Светлана проснулась с комом в горле и тяжестью на душе. День начался непросто — и дело было вовсе не в недосыпе или хмуром питерском утре. Сегодня у её мамы был день рождения. Внутри всё переворачивалось: то она вспоминала об этом, то спешно гнала мысли прочь, убираясь в квартире или готовясь к встрече с подругой. Рука никак не решалась набрать номер — то казалось, что в Екатеринбурге ещё слишком рано, то находились другие отговорки. Но правда была проще — она боялась этого звонка.
Они не общались почти год. 365 дней тишины, изредка прерываемой короткими сообщениями от брата. Светлане не хватало мамы. И в то же время… в этой дистанции было что-то спасительное. Она привыкла к хрупкому спокойствию и знала — один разговор может снова перевернуть её мир.
Она стояла перед зеркалом, подводя тушью ресницы, ловя в отражении собственный тревожный взгляд.
— Ну чего, Света, — вздохнула она, — всё равно придётся.
Брат был в Финляндии, уехал с девушкой на дачу — длинные выходные, День Победы. Поздравил маму заранее, а про сестру забыл. Надежда, что он позвонит из пансионата и передаст трубку, растаяла.
Отношения с матерью всегда были непростыми. Та была строгой, холодной, резкой на язык. Детский психолог по профессии, она превратила дочь в подопытного кролика для своих методик. Воспитание напоминало армейскую службу — чёткий план, дисциплина, никаких поблажек. Обычной материнской ласки здесь не было.

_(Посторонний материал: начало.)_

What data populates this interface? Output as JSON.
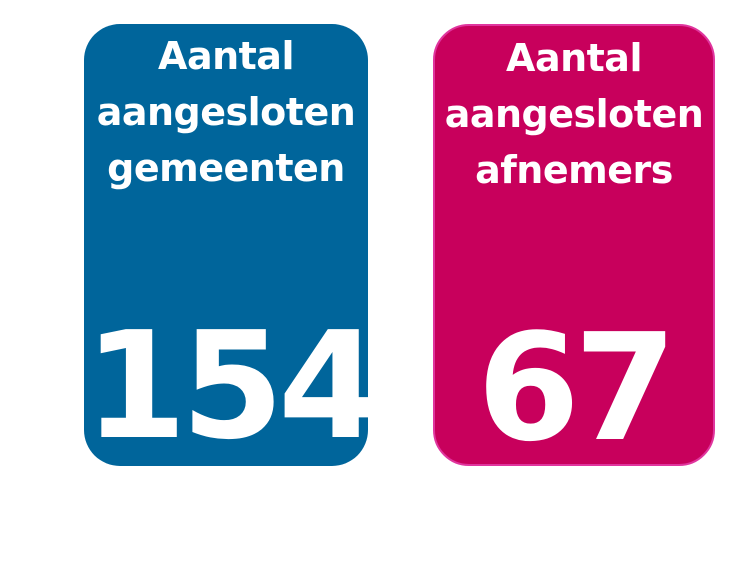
{
  "cards": [
    {
      "label_lines": [
        "Aantal",
        "aangesloten",
        "gemeenten"
      ],
      "value": 154
    },
    {
      "label_lines": [
        "Aantal",
        "aangesloten",
        "afnemers"
      ],
      "value": 67
    }
  ]
}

Светлана помнила, как в шесть лет плакала на морозе:
— Мам, мне холодно…
— Представь, что ты печка, и беги быстрее, — отмахнулась мать.
В подростковом возрасте стало только хуже: вечные сравнения с «детьми коллег», упрёки, требования быть идеальной. Учёба, французский, музыкалка, спорт — всё сразу. Привязанности не было. Был только контроль. Даже успехи встречались с холодностью, словно это её обязанность. Когда Света впервые задержалась у парня, услышала:
— Теперь замуж не возьмут.
С братом мама была добрее. Он мог пропадать с друзьями сутками, а её за такое отчитывали неделями. Отец уехал в Чехию после развода, бабушка перебралась к Светлане в Москву, а мать, оставшись одна, неожиданно появилась в столице. Без вида на жительство, с одним паспортом и кучей претензий. Вскоре укатила к очередному поклоннику в Киев, разругавшись с бабушкой из-за «разваленной семьи».
Мужчины всегда велись на неё. Красота, ум, уверенность в себе. Но надолго не задерживались — не выдерживали характера. Подруги тоже растворялись одна за другой. Никто не оставался рядом надолго. Только Светлана, как якорь. Хотя всё чаще ей казалось, что этот якорь тянет её на дно.
Когда она сама развелась и собралась в Чехию, мать сказала:
— Ты бросаешь детей. Ты не мать.
С тех пор они общались редко. Иногда мать присылала письма: длинные, душевные, с извинениями и ностальгией. На бумаге она становилась той, кем не могла быть в жизни. Светлана читала и надеялась: «Может, в этот раз всё по-другому…»
Но цикл повторялся. Письмо — звонок — колкость — обида — молчание.
Когда мать заболела — Паркинсон, слабость, падения — брат настоял на пансионате. Отдельная комната, сиделки, уход. Но даже там она оставалась собой: вечно недовольной, язвительной. На 80-летие собралась вся семья — дети, внуки. Светлана не видела мать пять лет, только по видеосвязи. И вот, встретившись, услышала:
— Красивый лак на ногтях. Часто красишь?
Это был весь разговор. Всё, на что мать нашла силы.
Прошёл год. Они говорили дважды. Теперь мать не поднимала трубку — то ли не слышала, то ли не хотела. Брат передавал обрывки новостей, но подробностей не было.
В Москве вечерело. В Екатеринбурге — утро. Светлана снова набрала номер. Раз. Два. Пансионат. Регистратура. Без ответа. В груди смешались вина и облегчение. Она написала заведующей:
«Передайте, пожалуйста, маме мои поздравления. Извините, что не дозвонилась».
Света опустилась на диван и посмотрела в окно. Завтра ей — пятьдесят. И только теперь она по-настоящему поняла: есть вещи, которые не изменить. Остаётся лишь надеяться, что где-то там, в глубине, мама знала — дочь её любит. Несмотря ни на что.